= Rob McElwee =

Robert "Rob" McElwee (born 21 January 1961, Burton upon Trent, Staffordshire) is a weather forecaster. He was BBC Weather's longest-serving weather forecaster since the departure of Michael Fish. He presented forecasts on BBC News, BBC World News, BBC Radio 4, BBC Radio 2, BBC Radio 5 Live and BBC One.
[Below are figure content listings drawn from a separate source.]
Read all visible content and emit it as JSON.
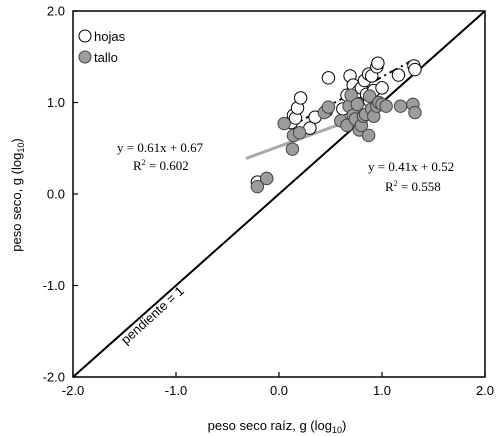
{
  "chart_data": {
    "type": "scatter",
    "xlabel": "peso seco raíz, g (log",
    "xlabel_sub": "10",
    "xlabel_close": ")",
    "ylabel": "peso seco, g (log",
    "ylabel_sub": "10",
    "ylabel_close": ")",
    "xlim": [
      -2.0,
      2.0
    ],
    "ylim": [
      -2.0,
      2.0
    ],
    "xticks": [
      -2.0,
      -1.0,
      0.0,
      1.0,
      2.0
    ],
    "yticks": [
      -2.0,
      -1.0,
      0.0,
      1.0,
      2.0
    ],
    "xtick_labels": [
      "-2.0",
      "-1.0",
      "0.0",
      "1.0",
      "2.0"
    ],
    "ytick_labels": [
      "-2.0",
      "-1.0",
      "0.0",
      "1.0",
      "2.0"
    ],
    "grid": false,
    "legend_position": "top-left",
    "series": [
      {
        "name": "hojas",
        "marker": "open-circle",
        "color": "#000000",
        "fill": "#ffffff",
        "points": [
          [
            -0.21,
            0.13
          ],
          [
            -0.12,
            0.17
          ],
          [
            0.12,
            0.78
          ],
          [
            0.14,
            0.86
          ],
          [
            0.16,
            0.83
          ],
          [
            0.18,
            0.94
          ],
          [
            0.21,
            1.05
          ],
          [
            0.3,
            0.72
          ],
          [
            0.35,
            0.84
          ],
          [
            0.46,
            0.91
          ],
          [
            0.48,
            1.27
          ],
          [
            0.62,
            0.93
          ],
          [
            0.66,
            1.08
          ],
          [
            0.69,
            1.29
          ],
          [
            0.72,
            1.19
          ],
          [
            0.74,
            1.03
          ],
          [
            0.77,
            1.12
          ],
          [
            0.8,
            1.16
          ],
          [
            0.83,
            1.24
          ],
          [
            0.85,
            1.09
          ],
          [
            0.87,
            1.31
          ],
          [
            0.88,
            1.02
          ],
          [
            0.9,
            1.29
          ],
          [
            0.92,
            1.13
          ],
          [
            0.95,
            1.39
          ],
          [
            0.96,
            1.43
          ],
          [
            1.0,
            1.16
          ],
          [
            1.16,
            1.3
          ],
          [
            1.31,
            1.4
          ],
          [
            1.32,
            1.36
          ]
        ]
      },
      {
        "name": "tallo",
        "marker": "filled-circle",
        "color": "#444444",
        "fill": "#9c9c9c",
        "points": [
          [
            -0.21,
            0.08
          ],
          [
            -0.12,
            0.17
          ],
          [
            0.05,
            0.77
          ],
          [
            0.13,
            0.49
          ],
          [
            0.14,
            0.64
          ],
          [
            0.2,
            0.67
          ],
          [
            0.44,
            0.89
          ],
          [
            0.48,
            0.95
          ],
          [
            0.6,
            0.8
          ],
          [
            0.66,
            0.75
          ],
          [
            0.68,
            0.96
          ],
          [
            0.7,
            1.08
          ],
          [
            0.72,
            0.86
          ],
          [
            0.74,
            0.82
          ],
          [
            0.76,
            0.98
          ],
          [
            0.78,
            0.7
          ],
          [
            0.8,
            0.75
          ],
          [
            0.82,
            0.85
          ],
          [
            0.84,
            0.87
          ],
          [
            0.87,
            0.64
          ],
          [
            0.88,
            1.07
          ],
          [
            0.9,
            0.93
          ],
          [
            0.92,
            0.85
          ],
          [
            0.95,
            0.96
          ],
          [
            0.97,
            1.0
          ],
          [
            1.0,
            0.98
          ],
          [
            1.04,
            0.96
          ],
          [
            1.18,
            0.96
          ],
          [
            1.3,
            0.98
          ],
          [
            1.32,
            0.89
          ]
        ]
      }
    ],
    "fit_lines": [
      {
        "series": "hojas",
        "style": "dash-dot",
        "color": "#000000",
        "x": [
          0.1,
          1.27
        ],
        "slope": 0.61,
        "intercept": 0.67
      },
      {
        "series": "tallo",
        "style": "solid",
        "color": "#a9a9a9",
        "x": [
          -0.32,
          0.98
        ],
        "slope": 0.41,
        "intercept": 0.52
      },
      {
        "series": "1:1",
        "style": "solid",
        "color": "#000000",
        "x": [
          -2.0,
          2.0
        ],
        "slope": 1.0,
        "intercept": 0.0
      }
    ],
    "annotations": {
      "eq_hojas": "y = 0.61x + 0.67",
      "r2_hojas_label": "R",
      "r2_hojas_sup": "2",
      "r2_hojas_value": " = 0.602",
      "eq_tallo": "y = 0.41x + 0.52",
      "r2_tallo_label": "R",
      "r2_tallo_sup": "2",
      "r2_tallo_value": " = 0.558",
      "slope_label": "pendiente = 1"
    }
  }
}
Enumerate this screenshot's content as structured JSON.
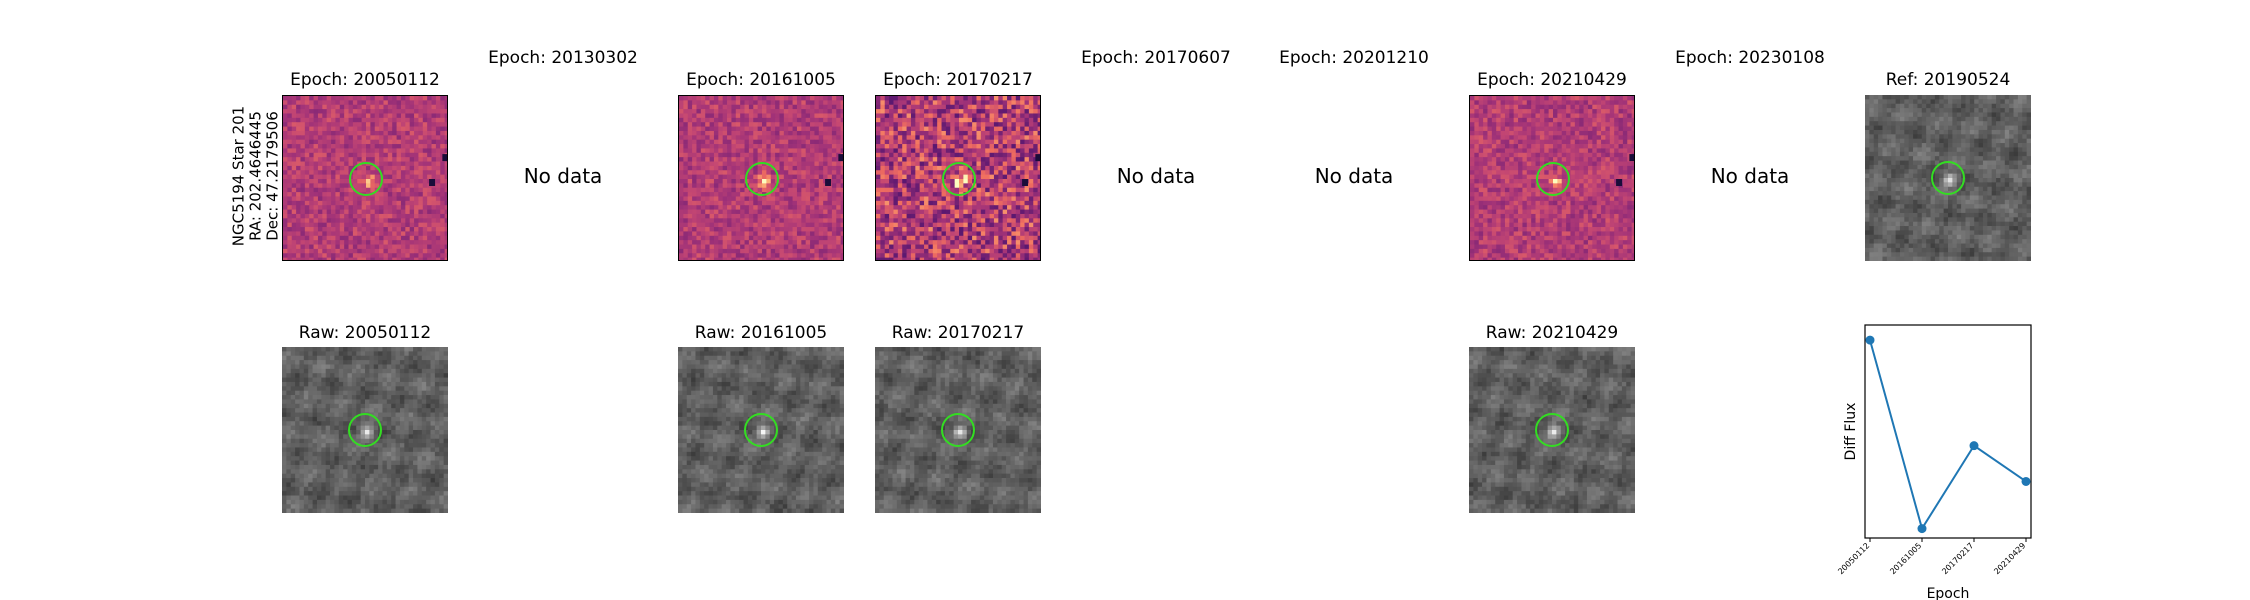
{
  "row_label": {
    "name": "NGC5194 Star 201",
    "ra": "RA: 202.4646445",
    "dec": "Dec: 47.2179506"
  },
  "diff_panels": [
    {
      "title": "Epoch: 20050112",
      "has_data": true
    },
    {
      "title": "Epoch: 20130302",
      "has_data": false,
      "message": "No data"
    },
    {
      "title": "Epoch: 20161005",
      "has_data": true
    },
    {
      "title": "Epoch: 20170217",
      "has_data": true
    },
    {
      "title": "Epoch: 20170607",
      "has_data": false,
      "message": "No data"
    },
    {
      "title": "Epoch: 20201210",
      "has_data": false,
      "message": "No data"
    },
    {
      "title": "Epoch: 20210429",
      "has_data": true
    },
    {
      "title": "Epoch: 20230108",
      "has_data": false,
      "message": "No data"
    }
  ],
  "reference_panel": {
    "title": "Ref: 20190524"
  },
  "raw_panels": [
    {
      "title": "Raw: 20050112"
    },
    {
      "title": "Raw: 20161005"
    },
    {
      "title": "Raw: 20170217"
    },
    {
      "title": "Raw: 20210429"
    }
  ],
  "colors": {
    "marker_circle": "#33dd22",
    "diff_cmap_mid": "#b9427a",
    "raw_gray": "#6e6e6e",
    "series_line": "#1f77b4"
  },
  "chart_data": {
    "type": "line",
    "title": "",
    "xlabel": "Epoch",
    "ylabel": "Diff Flux",
    "categories": [
      "20050112",
      "20161005",
      "20170217",
      "20210429"
    ],
    "series": [
      {
        "values": [
          1.0,
          0.0,
          0.44,
          0.25
        ]
      }
    ],
    "ylim": [
      -0.05,
      1.08
    ],
    "grid": false,
    "y_tick_labels_shown": false
  }
}
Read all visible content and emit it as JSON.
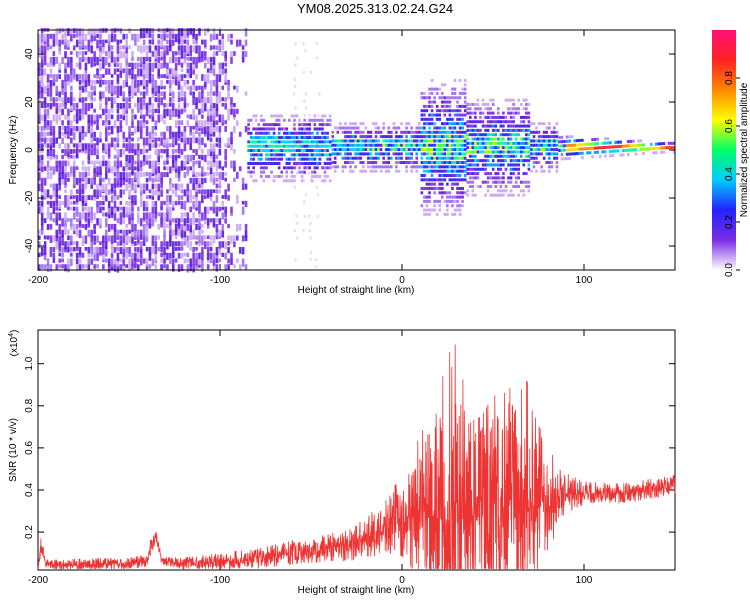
{
  "title": "YM08.2025.313.02.24.G24",
  "colors": {
    "signal": "#ee3333",
    "spectrogram_main": "#7a2ee6",
    "spectrogram_light": "#c9a7f5",
    "axis": "#000000"
  },
  "chart_data": [
    {
      "type": "heatmap",
      "name": "spectrogram",
      "xlabel": "Height of straight line (km)",
      "ylabel": "Frequency (Hz)",
      "xlim": [
        -200,
        150
      ],
      "ylim": [
        -50,
        50
      ],
      "xticks": [
        -200,
        -100,
        0,
        100
      ],
      "xtick_labels": [
        "-200",
        "-100",
        "0",
        "100"
      ],
      "yticks": [
        -40,
        -20,
        0,
        20,
        40
      ],
      "ytick_labels": [
        "-40",
        "-20",
        "0",
        "20",
        "40"
      ],
      "colorbar": {
        "label": "Normalized spectral amplitude",
        "range": [
          0,
          1
        ],
        "ticks": [
          0.0,
          0.2,
          0.4,
          0.6,
          0.8
        ],
        "tick_labels": [
          "0.0",
          "0.2",
          "0.4",
          "0.6",
          "0.8"
        ],
        "stops": [
          "#ffffff",
          "#7a2ee6",
          "#2222ff",
          "#00ccff",
          "#00ff66",
          "#ffff00",
          "#ff8800",
          "#ff2222",
          "#ff1177"
        ]
      },
      "noise_region_km": [
        -200,
        -85
      ],
      "signal_band_km": [
        -85,
        150
      ],
      "peak_band_center_hz": 0
    },
    {
      "type": "line",
      "name": "snr",
      "xlabel": "Height of straight line (km)",
      "ylabel": "SNR (10 * v/v)",
      "scale_label": "(x10",
      "scale_exponent": "4",
      "scale_close": ")",
      "xlim": [
        -200,
        150
      ],
      "ylim": [
        0.02,
        1.16
      ],
      "xticks": [
        -200,
        -100,
        0,
        100
      ],
      "xtick_labels": [
        "-200",
        "-100",
        "0",
        "100"
      ],
      "yticks": [
        0.2,
        0.4,
        0.6,
        0.8,
        1.0
      ],
      "ytick_labels": [
        "0.2",
        "0.4",
        "0.6",
        "0.8",
        "1.0"
      ],
      "envelope": {
        "x": [
          -200,
          -198,
          -196,
          -190,
          -150,
          -140,
          -138,
          -135,
          -132,
          -120,
          -100,
          -80,
          -60,
          -40,
          -20,
          -10,
          0,
          10,
          20,
          25,
          30,
          35,
          40,
          45,
          50,
          55,
          60,
          65,
          70,
          75,
          80,
          85,
          90,
          100,
          120,
          150
        ],
        "base": [
          0.03,
          0.14,
          0.05,
          0.04,
          0.05,
          0.06,
          0.13,
          0.18,
          0.06,
          0.05,
          0.06,
          0.07,
          0.1,
          0.12,
          0.16,
          0.22,
          0.26,
          0.3,
          0.3,
          0.32,
          0.3,
          0.3,
          0.3,
          0.32,
          0.3,
          0.3,
          0.34,
          0.34,
          0.32,
          0.34,
          0.34,
          0.36,
          0.38,
          0.38,
          0.38,
          0.42
        ],
        "amp": [
          0.02,
          0.06,
          0.02,
          0.03,
          0.03,
          0.03,
          0.04,
          0.03,
          0.02,
          0.03,
          0.04,
          0.05,
          0.06,
          0.07,
          0.1,
          0.14,
          0.2,
          0.36,
          0.55,
          0.72,
          0.8,
          0.55,
          0.42,
          0.45,
          0.55,
          0.55,
          0.55,
          0.62,
          0.58,
          0.45,
          0.26,
          0.18,
          0.1,
          0.06,
          0.05,
          0.05
        ]
      }
    }
  ]
}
He was also a regular weather presenter on the BBC News at Ten and the BBC News at Six, having previously forecast on the BBC News at One.

According to his LinkedIn page, since December 2014, McElwee is a senior weather presenter for Al Jazeera.

==Early life==
He gained an HNC in maths, statistics and physics from Reading College of Technology (now Reading College).

==Career==
McElwee joined the Met Office in 1982, working as a weather observer, spending most of the next eight years observing the weather on the Army Air Corps base at Netheravon on Salisbury Plain. Following this, he trained as a forecaster and worked at airbases in East Anglia.

He joined the BBC Weather Centre in May 1991, making his first appearance in July. He is a Fellow of the Royal Meteorological Society. In 2009, he lived with his wife Rosanne MacMillan (previously a continuity announcer for BBC TV) and sons in Buckinghamshire.

McElwee presented his final forecast on BBC One on 10 January 2011, during which he forecast rain with chances of snow for most of the UK. He ended the forecast saying, "'Till then, a bit of snow still. That's it from me. That's it from me, really. Goodnight." He was moved to backroom forecasting duties by the Met Office as part of a cost-cutting exercise.